Since the blend and nature of tasks embedded in dynamic Web pages differ across various Web applications, we assume a typical task with an approximate execution time of 50 milliseconds that favors no particular type of Web application. The typical task includes script code for accessing a content database plus CPU intensive script code.
The results shown in Figure 1 (throughput) and Figure 2 (client response time) clearly indicate the performance benefits of the Parse and Dispatch approach with 5 included tasks in an HTML script file. As expected, we found out that the performance gains are less obvious if we decrease the number of tasks. This is because by reducing their number, we reduce the amount of parallelism that the Parse and Dispatch approach can exploit. On the other hand, by increasing this number towards eight in an attempt to increase parallelism, we tend to overload the server and in particular when the tasks involve remote access to content database servers.
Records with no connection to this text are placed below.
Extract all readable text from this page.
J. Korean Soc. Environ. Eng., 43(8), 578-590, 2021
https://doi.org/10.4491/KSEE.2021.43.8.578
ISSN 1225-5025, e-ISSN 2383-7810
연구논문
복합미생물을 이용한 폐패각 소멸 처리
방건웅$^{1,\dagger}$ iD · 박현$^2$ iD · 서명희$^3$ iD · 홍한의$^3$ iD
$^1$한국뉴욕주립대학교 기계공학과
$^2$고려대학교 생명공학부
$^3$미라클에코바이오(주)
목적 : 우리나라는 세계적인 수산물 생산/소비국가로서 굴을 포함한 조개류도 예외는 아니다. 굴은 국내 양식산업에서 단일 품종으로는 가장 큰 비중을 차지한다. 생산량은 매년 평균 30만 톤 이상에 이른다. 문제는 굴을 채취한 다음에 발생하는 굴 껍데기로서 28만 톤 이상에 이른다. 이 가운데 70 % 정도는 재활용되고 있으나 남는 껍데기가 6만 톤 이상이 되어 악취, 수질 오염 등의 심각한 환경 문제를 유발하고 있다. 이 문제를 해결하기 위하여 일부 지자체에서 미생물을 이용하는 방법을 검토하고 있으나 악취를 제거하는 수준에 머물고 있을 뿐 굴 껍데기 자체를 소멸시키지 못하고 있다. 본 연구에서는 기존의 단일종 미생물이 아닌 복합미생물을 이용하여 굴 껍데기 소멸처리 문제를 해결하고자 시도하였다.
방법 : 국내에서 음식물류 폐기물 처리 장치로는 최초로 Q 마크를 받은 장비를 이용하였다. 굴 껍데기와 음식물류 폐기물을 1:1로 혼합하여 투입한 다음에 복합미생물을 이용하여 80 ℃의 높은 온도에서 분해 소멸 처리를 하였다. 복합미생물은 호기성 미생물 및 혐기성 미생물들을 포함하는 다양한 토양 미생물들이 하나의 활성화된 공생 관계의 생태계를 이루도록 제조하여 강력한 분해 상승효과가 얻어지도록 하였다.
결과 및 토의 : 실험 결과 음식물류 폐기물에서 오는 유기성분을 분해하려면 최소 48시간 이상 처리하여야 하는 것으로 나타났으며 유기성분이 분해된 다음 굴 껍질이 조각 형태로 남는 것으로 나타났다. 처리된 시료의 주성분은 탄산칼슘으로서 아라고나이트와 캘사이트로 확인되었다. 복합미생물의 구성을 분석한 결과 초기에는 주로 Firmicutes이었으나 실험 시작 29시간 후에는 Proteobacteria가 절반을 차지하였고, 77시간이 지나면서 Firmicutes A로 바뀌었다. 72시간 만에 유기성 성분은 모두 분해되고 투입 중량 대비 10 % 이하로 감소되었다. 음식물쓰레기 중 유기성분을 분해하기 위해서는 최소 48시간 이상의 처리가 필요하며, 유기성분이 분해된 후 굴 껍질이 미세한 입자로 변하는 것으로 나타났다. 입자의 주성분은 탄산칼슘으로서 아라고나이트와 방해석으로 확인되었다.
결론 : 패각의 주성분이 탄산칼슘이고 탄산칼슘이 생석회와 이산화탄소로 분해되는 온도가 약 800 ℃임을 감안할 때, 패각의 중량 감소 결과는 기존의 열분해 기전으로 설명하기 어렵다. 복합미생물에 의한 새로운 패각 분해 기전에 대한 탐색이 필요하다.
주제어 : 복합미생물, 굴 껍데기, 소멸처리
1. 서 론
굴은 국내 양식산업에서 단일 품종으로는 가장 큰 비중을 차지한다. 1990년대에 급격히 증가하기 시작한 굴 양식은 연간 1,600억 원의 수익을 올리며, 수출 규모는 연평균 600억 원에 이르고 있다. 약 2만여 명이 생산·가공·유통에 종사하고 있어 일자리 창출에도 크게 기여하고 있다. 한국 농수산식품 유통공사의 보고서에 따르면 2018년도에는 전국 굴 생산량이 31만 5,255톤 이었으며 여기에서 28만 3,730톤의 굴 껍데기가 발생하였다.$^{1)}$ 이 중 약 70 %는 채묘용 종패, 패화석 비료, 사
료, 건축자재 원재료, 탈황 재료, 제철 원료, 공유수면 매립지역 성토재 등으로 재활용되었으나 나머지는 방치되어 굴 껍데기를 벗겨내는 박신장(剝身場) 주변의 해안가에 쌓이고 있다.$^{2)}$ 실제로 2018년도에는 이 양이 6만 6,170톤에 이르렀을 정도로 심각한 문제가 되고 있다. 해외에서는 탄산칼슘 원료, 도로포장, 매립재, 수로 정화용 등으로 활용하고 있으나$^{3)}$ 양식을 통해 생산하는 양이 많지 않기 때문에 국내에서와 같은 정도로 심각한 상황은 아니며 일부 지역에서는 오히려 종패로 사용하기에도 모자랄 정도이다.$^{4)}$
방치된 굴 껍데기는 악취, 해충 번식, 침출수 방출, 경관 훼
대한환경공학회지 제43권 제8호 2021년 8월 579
This overload has an immediate negative impact on the performance of the Parse and Dispatch approach, which for eight tasks and more than three concurrent clients it drops much below the throughput of the traditional approach.
In this paper, we suggest a parallel approach in executing the dynamic parts (tasks) of a dynamically generated Web page. The approach, namely the Parse and Dispatch, was used in building an experimental Web server and its performance was compared to that of a traditional Web server that executes the dynamic parts in serial. The experimental results yielded significant performance gains in favor of our approach in terms of Web server throughput and client response time under certain conditions. Maximum performance is achieved by identifying and working with a moderate amount of parallelism in processing dynamic web pages. We expect that by further fine-tuning the multithreading environment, we will achieve even better results. As part of our future work, we will focus on applying parallel processing techniques in handling dependencies among tasks and developing more efficient multi-treading Web server architectures.
This work has been supported in part by the European IST project DBGlobe, IST-2001-32645 and by the U.S. National Science Foundation under grant IIS-9812532.